# Qa2. Explaining Variational Quantum Classifiers

Our previous blog is at: “My Quantum Open Source Foundation Project”

Quantum machine learning usually involves machine learning that runs on quantum computers. A typical quantum machine learning model is composed of 2 parts, a classical part for pre- and post-processing data and a quantum part for harnessing the power of quantum mechanics to perform certain calculations easier, such as solving extremely large systems of linear equations. One of the main motivations for using quantum machine learning is because it is difficult to train very large machine learning models on huge datasets. The hope is that features of quantum computing, such as quantum parallelism or the effects of interference and entanglement, can be used as resources.

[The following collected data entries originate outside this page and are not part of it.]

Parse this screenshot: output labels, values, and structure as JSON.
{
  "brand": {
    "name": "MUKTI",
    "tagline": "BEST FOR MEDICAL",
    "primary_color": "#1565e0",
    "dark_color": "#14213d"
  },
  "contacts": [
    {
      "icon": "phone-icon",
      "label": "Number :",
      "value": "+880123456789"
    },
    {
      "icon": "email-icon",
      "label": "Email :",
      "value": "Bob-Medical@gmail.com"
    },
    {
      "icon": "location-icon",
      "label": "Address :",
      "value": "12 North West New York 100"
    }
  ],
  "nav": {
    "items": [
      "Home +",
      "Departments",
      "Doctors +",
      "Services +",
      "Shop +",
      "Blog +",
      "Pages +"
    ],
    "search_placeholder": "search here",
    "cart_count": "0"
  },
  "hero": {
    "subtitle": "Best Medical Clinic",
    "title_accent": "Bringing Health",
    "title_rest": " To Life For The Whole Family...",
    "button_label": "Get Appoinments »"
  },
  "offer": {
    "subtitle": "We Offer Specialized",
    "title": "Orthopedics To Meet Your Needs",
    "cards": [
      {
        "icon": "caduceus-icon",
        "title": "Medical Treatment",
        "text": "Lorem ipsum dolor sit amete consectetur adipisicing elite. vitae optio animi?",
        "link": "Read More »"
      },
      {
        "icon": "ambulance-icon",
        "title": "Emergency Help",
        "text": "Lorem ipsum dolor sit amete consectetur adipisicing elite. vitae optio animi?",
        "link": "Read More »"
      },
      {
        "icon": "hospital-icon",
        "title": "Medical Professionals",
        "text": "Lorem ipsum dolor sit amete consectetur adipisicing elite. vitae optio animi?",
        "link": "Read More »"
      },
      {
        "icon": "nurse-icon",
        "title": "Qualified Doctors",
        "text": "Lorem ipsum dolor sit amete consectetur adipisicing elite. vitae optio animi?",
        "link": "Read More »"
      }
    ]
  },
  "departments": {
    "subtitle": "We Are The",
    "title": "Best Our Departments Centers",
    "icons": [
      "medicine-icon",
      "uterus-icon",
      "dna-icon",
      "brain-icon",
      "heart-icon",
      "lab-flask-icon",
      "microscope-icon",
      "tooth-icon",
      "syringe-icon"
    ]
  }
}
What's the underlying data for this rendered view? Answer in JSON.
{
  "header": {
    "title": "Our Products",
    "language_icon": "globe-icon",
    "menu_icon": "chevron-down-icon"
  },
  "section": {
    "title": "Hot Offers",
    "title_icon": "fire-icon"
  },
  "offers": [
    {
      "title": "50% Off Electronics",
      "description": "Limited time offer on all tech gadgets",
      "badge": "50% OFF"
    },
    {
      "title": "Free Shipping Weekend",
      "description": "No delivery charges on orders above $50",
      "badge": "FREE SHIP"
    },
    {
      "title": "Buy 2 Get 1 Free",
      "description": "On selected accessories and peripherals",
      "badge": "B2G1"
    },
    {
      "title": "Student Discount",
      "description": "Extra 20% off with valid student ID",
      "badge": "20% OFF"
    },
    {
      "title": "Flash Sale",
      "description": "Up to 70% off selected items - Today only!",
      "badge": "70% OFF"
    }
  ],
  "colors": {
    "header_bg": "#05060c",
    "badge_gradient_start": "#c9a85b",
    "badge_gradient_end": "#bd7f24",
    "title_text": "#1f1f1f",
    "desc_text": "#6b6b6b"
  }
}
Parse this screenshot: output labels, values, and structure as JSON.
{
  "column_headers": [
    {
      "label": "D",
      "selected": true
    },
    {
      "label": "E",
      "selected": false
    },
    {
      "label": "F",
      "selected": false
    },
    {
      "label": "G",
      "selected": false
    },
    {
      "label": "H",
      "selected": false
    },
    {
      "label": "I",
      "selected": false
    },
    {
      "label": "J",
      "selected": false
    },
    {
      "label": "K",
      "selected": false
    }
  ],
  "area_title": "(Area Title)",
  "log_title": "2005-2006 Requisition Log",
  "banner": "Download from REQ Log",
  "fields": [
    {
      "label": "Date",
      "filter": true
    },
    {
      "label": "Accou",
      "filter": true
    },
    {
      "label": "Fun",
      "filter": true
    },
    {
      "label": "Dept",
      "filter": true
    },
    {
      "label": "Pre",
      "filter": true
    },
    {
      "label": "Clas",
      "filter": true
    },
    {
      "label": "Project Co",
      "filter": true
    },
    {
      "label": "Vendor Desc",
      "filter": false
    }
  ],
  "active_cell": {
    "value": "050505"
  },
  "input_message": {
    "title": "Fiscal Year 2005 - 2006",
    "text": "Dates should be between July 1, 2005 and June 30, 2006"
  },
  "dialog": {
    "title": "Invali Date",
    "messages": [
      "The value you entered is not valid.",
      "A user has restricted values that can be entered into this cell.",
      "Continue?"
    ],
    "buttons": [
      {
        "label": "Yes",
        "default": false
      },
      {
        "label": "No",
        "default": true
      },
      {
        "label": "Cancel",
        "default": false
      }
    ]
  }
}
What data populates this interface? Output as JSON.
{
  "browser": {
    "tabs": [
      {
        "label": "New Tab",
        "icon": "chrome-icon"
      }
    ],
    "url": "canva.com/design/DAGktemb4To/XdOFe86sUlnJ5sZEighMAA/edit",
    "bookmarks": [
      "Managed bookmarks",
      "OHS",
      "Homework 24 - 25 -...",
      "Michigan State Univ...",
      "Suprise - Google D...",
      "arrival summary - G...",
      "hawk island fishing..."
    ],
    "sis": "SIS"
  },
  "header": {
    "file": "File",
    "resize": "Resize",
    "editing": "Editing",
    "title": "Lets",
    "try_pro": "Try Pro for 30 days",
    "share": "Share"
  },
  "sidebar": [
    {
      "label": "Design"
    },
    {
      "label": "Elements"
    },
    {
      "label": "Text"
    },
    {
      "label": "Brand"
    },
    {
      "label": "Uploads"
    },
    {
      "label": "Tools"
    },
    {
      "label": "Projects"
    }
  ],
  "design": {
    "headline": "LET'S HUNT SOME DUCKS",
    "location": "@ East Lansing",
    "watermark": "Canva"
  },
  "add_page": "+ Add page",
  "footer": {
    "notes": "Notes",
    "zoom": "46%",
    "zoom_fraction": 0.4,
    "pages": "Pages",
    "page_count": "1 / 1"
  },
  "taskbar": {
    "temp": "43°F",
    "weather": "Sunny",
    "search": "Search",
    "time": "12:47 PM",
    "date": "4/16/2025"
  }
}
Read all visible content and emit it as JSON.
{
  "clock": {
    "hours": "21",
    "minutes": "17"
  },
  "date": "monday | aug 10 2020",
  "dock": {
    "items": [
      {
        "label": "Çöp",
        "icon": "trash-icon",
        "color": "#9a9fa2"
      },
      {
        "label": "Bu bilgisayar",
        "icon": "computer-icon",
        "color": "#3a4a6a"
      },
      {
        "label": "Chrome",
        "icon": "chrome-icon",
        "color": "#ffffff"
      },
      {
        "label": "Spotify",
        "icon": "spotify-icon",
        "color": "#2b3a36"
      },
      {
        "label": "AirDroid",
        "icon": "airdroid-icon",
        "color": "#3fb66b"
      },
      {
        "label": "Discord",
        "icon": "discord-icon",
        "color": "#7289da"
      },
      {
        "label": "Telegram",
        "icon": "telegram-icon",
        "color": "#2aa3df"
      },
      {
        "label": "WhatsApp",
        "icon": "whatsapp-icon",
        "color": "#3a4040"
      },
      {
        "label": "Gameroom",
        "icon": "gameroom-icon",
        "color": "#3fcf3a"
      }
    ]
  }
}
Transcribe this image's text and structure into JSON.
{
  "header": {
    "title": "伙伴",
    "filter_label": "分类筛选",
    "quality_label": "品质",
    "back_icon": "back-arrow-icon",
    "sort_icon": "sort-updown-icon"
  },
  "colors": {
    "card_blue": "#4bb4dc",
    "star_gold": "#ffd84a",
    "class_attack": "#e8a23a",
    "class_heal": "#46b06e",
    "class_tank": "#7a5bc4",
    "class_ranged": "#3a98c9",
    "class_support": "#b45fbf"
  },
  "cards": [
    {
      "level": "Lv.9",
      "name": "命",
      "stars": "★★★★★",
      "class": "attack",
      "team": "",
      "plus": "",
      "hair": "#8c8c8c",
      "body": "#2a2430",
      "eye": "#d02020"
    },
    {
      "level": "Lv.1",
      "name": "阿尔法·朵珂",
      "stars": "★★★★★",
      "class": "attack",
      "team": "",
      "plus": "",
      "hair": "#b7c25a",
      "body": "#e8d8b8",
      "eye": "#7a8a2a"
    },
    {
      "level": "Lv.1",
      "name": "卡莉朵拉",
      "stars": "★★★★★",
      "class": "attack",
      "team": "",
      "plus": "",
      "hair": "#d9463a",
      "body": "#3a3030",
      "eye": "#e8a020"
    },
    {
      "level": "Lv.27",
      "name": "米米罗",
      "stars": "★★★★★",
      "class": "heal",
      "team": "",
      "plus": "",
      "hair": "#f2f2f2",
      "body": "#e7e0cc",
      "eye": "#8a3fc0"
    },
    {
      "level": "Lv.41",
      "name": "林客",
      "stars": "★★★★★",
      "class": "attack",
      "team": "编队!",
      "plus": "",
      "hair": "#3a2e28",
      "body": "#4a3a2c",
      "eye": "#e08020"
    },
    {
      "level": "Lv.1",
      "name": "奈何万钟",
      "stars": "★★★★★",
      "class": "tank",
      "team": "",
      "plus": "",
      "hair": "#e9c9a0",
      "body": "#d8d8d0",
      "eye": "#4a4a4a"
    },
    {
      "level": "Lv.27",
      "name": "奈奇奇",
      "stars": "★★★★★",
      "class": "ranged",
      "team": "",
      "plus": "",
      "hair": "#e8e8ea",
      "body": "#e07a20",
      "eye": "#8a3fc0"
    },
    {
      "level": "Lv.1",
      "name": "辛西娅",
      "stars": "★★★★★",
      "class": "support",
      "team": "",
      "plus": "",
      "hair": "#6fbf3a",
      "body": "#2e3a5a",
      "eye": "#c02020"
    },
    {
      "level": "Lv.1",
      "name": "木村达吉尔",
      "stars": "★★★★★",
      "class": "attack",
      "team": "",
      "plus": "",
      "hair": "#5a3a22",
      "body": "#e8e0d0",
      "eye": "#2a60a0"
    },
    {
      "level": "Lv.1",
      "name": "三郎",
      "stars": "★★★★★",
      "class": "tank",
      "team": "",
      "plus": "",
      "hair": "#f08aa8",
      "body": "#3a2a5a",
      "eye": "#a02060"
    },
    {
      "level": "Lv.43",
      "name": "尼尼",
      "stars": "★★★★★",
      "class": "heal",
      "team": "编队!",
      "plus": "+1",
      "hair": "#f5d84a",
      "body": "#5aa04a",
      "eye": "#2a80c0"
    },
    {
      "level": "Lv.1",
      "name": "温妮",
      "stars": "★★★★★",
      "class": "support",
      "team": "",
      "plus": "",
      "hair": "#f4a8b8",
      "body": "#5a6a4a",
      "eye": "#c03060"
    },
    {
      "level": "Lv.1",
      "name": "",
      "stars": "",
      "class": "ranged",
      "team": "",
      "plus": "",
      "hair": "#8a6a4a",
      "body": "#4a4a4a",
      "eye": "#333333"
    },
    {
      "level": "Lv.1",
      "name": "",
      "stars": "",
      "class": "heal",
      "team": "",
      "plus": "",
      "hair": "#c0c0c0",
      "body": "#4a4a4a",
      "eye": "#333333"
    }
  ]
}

First and foremost, a feed forward neural network consists of hidden layers, each of which contain neurons. The data inputs are first fed into the network and the values at the first hidden layer (i.e. the neurons) are a product of weights with the inputs summed, with biases. These values may then be passed to an activation function, e.g. ReLU, where values below zero are zeroed and the others are maintained. This process is repeated until a final output is obtained depending on the architecture of your network.

A quantum neural network has many definitions in literature, but can broadly be thought of as a quantum circuit with trainable parameters. These quantum models are referred to as variational quantum circuits. With this, we can finally define a quantum neural network as a variational quantum circuit — a parameterized quantum circuit that can be optimized by training the parameters of the quantum circuit, which are qubit rotations, and the measurement of this circuit will approximate the quantity of interest — i.e. the label for the machine learning task.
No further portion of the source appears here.